All about CBD

All about CBD

Cannabidiol (CBD) is a naturally occurring compound found in the resinous flower of hemp, a plant with a rich history as a medicine dating back thousands of years. Today, scientists and physicians around the world are testing and confirming the therapeutic properties of CBD. A safe and non-addictive substance, CBD is one of more than one hundred “phytocannabinoids,” which are unique to hemp and give the plant its robust therapeutic profile.

CBD is closely related to another important medicinally active phytocannabinoid: tetrahydrocannabinol (THC), the compound that causes the psychoactivity for which hemp is famous. These are the two components of hemp that have been most studied by scientists.

Both CBD and THC have significant therapeutic attributes. But unlike THC, CBD does not make a person feel “high” or intoxicated. This is because CBD and THC act in different ways on different receptors in the brain and body. CBD can actually decrease or neutralize the psychoactive effects of THC, depending on how much of each compound is consumed.

Many people want the health benefits of hemp without the psychoactivity, or with at least very little of it. The fact that CBD is therapeutically potent and non-intoxicating, and easy to take as a CBD oil, makes it an attractive treatment option for those who are cautious about trying hemp for the first time.

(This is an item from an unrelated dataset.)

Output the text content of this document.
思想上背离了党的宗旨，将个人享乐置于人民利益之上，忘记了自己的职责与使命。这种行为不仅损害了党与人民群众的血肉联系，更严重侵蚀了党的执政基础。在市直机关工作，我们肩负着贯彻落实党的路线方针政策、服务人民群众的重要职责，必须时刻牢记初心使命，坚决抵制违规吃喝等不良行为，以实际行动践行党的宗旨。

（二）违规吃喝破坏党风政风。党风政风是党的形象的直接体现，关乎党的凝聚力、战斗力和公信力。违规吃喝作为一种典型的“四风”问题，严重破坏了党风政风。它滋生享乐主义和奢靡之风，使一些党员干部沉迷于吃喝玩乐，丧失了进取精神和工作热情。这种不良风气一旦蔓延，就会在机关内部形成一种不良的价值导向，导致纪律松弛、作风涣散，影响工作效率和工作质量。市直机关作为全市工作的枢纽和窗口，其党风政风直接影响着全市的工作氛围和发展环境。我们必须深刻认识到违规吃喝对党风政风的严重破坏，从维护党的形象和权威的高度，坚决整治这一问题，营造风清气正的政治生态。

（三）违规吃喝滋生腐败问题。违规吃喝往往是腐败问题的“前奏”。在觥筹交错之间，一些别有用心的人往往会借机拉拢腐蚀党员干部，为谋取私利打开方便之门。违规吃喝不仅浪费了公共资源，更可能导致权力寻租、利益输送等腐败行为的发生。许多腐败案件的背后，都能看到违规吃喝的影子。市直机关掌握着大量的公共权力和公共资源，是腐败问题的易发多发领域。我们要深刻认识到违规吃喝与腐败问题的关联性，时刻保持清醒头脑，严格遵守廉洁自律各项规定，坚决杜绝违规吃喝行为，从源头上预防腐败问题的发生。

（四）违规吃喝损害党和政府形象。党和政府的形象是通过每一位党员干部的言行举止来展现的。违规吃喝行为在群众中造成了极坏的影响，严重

Many people are looking for alternatives to pharmaceuticals with severe side effects: medicine is more in tune with natural processes. By tapping into how we function biologically on a deep level, CBD can provide relief for chronic pain, anxiety, inflammation, depression and many other conditions.

Extensive scientific research, much of it sponsored by the U.S. government, AND growing anecdotal accounts from patients and physicians highlight CBD’s potential as a treatment for a wide range of conditions, including (but not limited to):

  • Autoimmune diseases (inflammation, rheumatoid arthritis)
  • Neurological conditions (Alzheimer’s, dementia, Parkinson’s, multiple sclerosis, epilepsy, Huntington’s chorea, stroke, traumatic brain injury)
  • Metabolic syndrome (diabetes, obesity)
  • Neuropsychiatric disease (autism, ADHD, post-traumatic stress disorder, alcoholism) – Gut disorders (colitis, Crohn’s disease)
  • Cardiovascular dysfunction (atherosclerosis, arrhythmia)
  • Skin disease (acne, dermatitis, psoriasis).

CBD has demonstrated neuroprotective effects and its anti-cancer properties are being investigated at several academic research centers in the United States and elsewhere. A 2010 brain cancer study by California scientists found that CBD “enhances the inhibitory effects of THC on the proliferation and survival of human glioblastoma cells.”

This means that CBD makes THC even more potent as an anti-cancer substance. Also in 2010, German researchers reported that CBD stimulates neurogenesis, the growth of new brain cells, in adult mammals.


CBD and THC interact with our bodies in a variety of ways. One of the main ways they impact us is by mimicking and enhancing the effects of compounds in our bodies called “endogenous cannabinoids,” so named because of their similarity to compounds found in the herbal plant. These “endocannabinoids” are part of a regulatory system called the “endocannabinoid system.”

The discovery of the endocannabinoid system has significantly improved our understanding of health and disease. It has important implications for almost every area of medical science and helps explain how and why CBD and THC are such versatile compounds, and why herbal is such a widely mood-altering plant, despite its illegal status.

The endocannabinoid system plays a crucial role in regulating a wide range of physiological processes that affect our daily experience: our mood, our energy level, our gut strength, immune activity, blood pressure, bone density, glucose metabolism, how we experience pain, stress, hunger and more.